Question

Consider the first-order logic sentence $F:\forall x\left(\exists yR(x,y)\right)$. Assuming non-empty logical domains, which of the sentences below are impied by F ?
I $\exists y\left(\exists xR(x,y)\right)$
II $\exists y\left(\forall xR(x,y)\right)$
III $\forall y\left(\exists xR(x,y)\right)$
IV $\rightharpoondown \exists x(\forall y\rightharpoondown R(x,y))$

• A. IV only
• B. I and IV only
• C. II only
• D. II and III only

Answer 1

The correct option is B

I and IV only

I. $\forall x\exists yR(x,y)\to \exists y\left(\exists xR\right(x,y\left)\right)$ is true, since $\exists y\left(\exists xR\right(x,y\left)\right)\equiv \exists x\left(\exists yR\right(x,y\left)\right)$

II. $\forall x\exists yR(x,y)\to \exists y\left(\forall xR\right(x,y\left)\right)$ is false Since $\exists y$ when it is outside is stronger then when it is inside.
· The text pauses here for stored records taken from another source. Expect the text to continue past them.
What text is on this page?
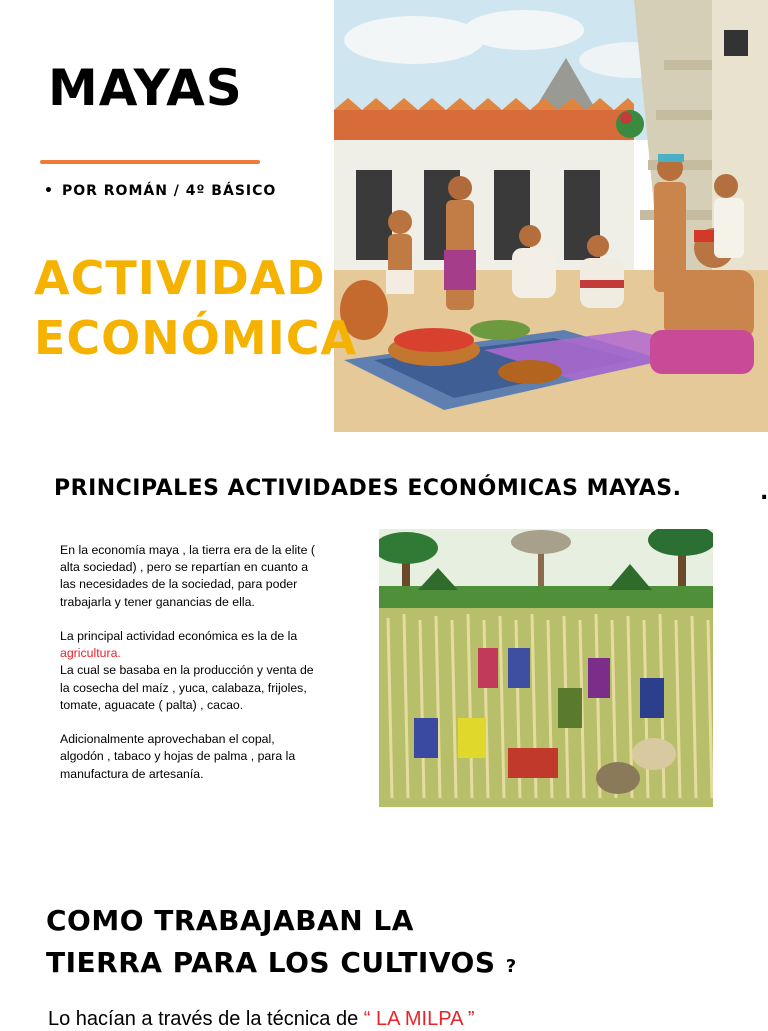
MAYAS
• POR ROMÁN / 4º BÁSICO
ACTIVIDAD
ECONÓMICA
PRINCIPALES ACTIVIDADES ECONÓMICAS MAYAS.	.

En la economía maya , la tierra era de la elite ( alta sociedad) , pero se repartían en cuanto a las necesidades de la sociedad, para poder trabajarla y tener ganancias de ella.

La principal actividad económica es la de la
agricultura.
La cual se basaba en la producción y venta de la cosecha del maíz , yuca, calabaza, frijoles, tomate, aguacate ( palta) , cacao.

Adicionalmente aprovechaban el copal, algodón , tabaco y hojas de palma , para la manufactura de artesanía.

COMO TRABAJABAN LA
TIERRA PARA LOS CULTIVOS ?
Lo hacían a través de la técnica de “ LA MILPA ”
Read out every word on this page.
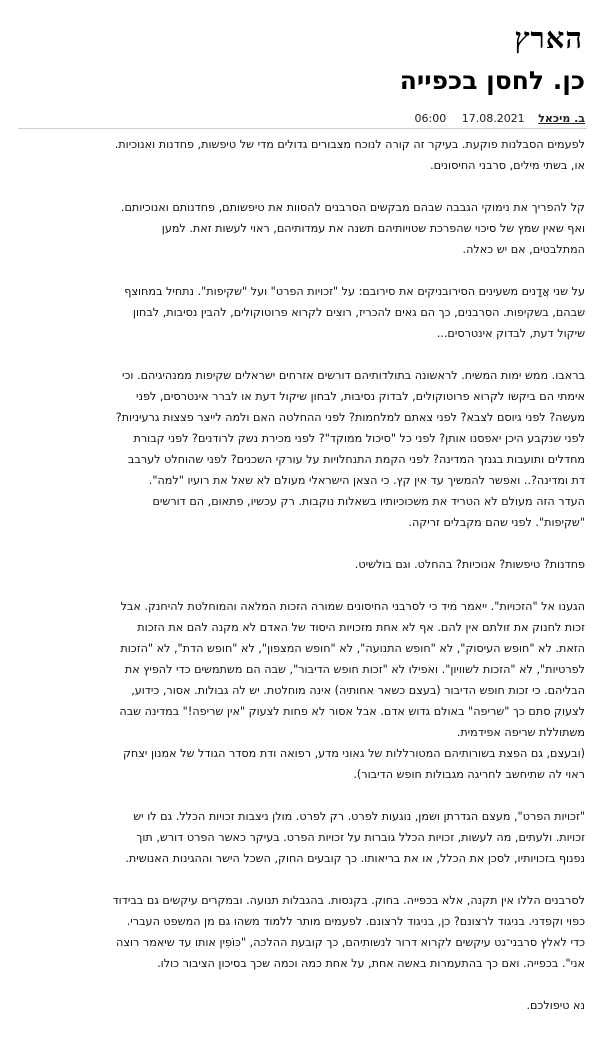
הארץ
כן. לחסן בכפייה
ב. מיכאל 17.08.2021 06:00

לפעמים הסבלנות פוקעת. בעיקר זה קורה לנוכח מצבורים גדולים מדי של טיפשות, פחדנות ואנוכיות.
או, בשתי מילים, סרבני החיסונים.

קל להפריך את נימוקי הגבבה שבהם מבקשים הסרבנים להסוות את טיפשותם, פחדנותם ואנוכיותם.
ואף שאין שמץ של סיכוי שהפרכת שטויותיהם תשנה את עמדותיהם, ראוי לעשות זאת. למען
המתלבטים, אם יש כאלה.

על שני אֲדָנים משעינים הסירובניקים את סירובם: על "זכויות הפרט" ועל "שקיפות". נתחיל במחוצף
שבהם, בשקיפות. הסרבנים, כך הם גאים להכריז, רוצים לקרוא פרוטוקולים, להבין נסיבות, לבחון
שיקול דעת, לבדוק אינטרסים...

בראבו. ממש ימות המשיח. לראשונה בתולדותיהם דורשים אזרחים ישראלים שקיפות ממנהיגיהם. וכי
אימתי הם ביקשו לקרוא פרוטוקולים, לבדוק נסיבות, לבחון שיקול דעת או לברר אינטרסים, לפני
מעשה? לפני גיוסם לצבא? לפני צאתם למלחמות? לפני ההחלטה האם ולמה לייצר פצצות גרעיניות?
לפני שנקבע היכן יאפסנו אותן? לפני כל "סיכול ממוקד"? לפני מכירת נשק לרודנים? לפני קבורת
מחדלים ותועבות בגנזך המדינה? לפני הקמת התנחלויות על עורקי השכנים? לפני שהוחלט לערבב
דת ומדינה?.. ואפשר להמשיך עד אין קץ. כי הצאן הישראלי מעולם לא שאל את רועיו "למה".
העדר הזה מעולם לא הטריד את משכוכיותיו בשאלות נוקבות. רק עכשיו, פתאום, הם דורשים
"שקיפות". לפני שהם מקבלים זריקה.

פחדנות? טיפשות? אנוכיות? בהחלט. וגם בולשיט.

הגענו אל "הזכויות". ייאמר מיד כי לסרבני החיסונים שמורה הזכות המלאה והמוחלטת להיחנק. אבל
זכות לחנוק את זולתם אין להם. אף לא אחת מזכויות היסוד של האדם לא מקנה להם את הזכות
הזאת. לא "חופש העיסוק", לא "חופש התנועה", לא "חופש המצפון", לא "חופש הדת", לא "הזכות
לפרטיות", לא "הזכות לשוויון". ואפילו לא "זכות חופש הדיבור", שבה הם משתמשים כדי להפיץ את
הבליהם. כי זכות חופש הדיבור (בעצם כשאר אחותיה) אינה מוחלטת. יש לה גבולות. אסור, כידוע,
לצעוק סתם כך "שריפה" באולם גדוש אדם. אבל אסור לא פחות לצעוק "אין שריפה!" במדינה שבה
משתוללת שריפה אפידמית.
(ובעצם, גם הפצת בשורותיהם המטורללות של גאוני מדע, רפואה ודת מסדר הגודל של אמנון יצחק
ראוי לה שתיחשב לחריגה מגבולות חופש הדיבור).

"זכויות הפרט", מעצם הגדרתן ושמן, נוגעות לפרט. רק לפרט. מולן ניצבות זכויות הכלל. גם לו יש
זכויות. ולעתים, מה לעשות, זכויות הכלל גוברות על זכויות הפרט. בעיקר כאשר הפרט דורש, תוך
נפנוף בזכויותיו, לסכן את הכלל, או את בריאותו. כך קובעים החוק, השכל הישר וההגינות האנושית.

לסרבנים הללו אין תקנה, אלא בכפייה. בחוק. בקנסות. בהגבלות תנועה. ובמקרים עיקשים גם בבידוד
כפוי וקפדני. בניגוד לרצונם? כן, בניגוד לרצונם. לפעמים מותר ללמוד משהו גם מן המשפט העברי.
כדי לאלץ סרבני־גט עיקשים לקרוא דרור לנשותיהם, כך קובעת ההלכה, "כּוֹפִין אותו עד שיאמר רוצה
אני". בכפייה. ואם כך בהתעמרות באשה אחת, על אחת כמה וכמה שכך בסיכון הציבור כולו.

נא טיפולכם.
III. $\forall x\exists yR(x,y)\to \forall y\exists xR(x,y)$ is false Since R(x,y) may not be symmetric in x and y.

IV. $\forall x\exists yR(x,y)\to \rightharpoondown (\exists x\forall y\rightharpoondown R(x,y\left)\right)$ is true Since $\rightharpoondown (\exists x\forall y\rightharpoondown R(x,y\left)\right)\equiv \forall x\exists yR(x,y)$

So, IV will reduce to $\forall x\exists yR(x,y)\to \forall x\exists yR(x,y)$ which is trivially true.

So correct answer is I and IV only which is option (b).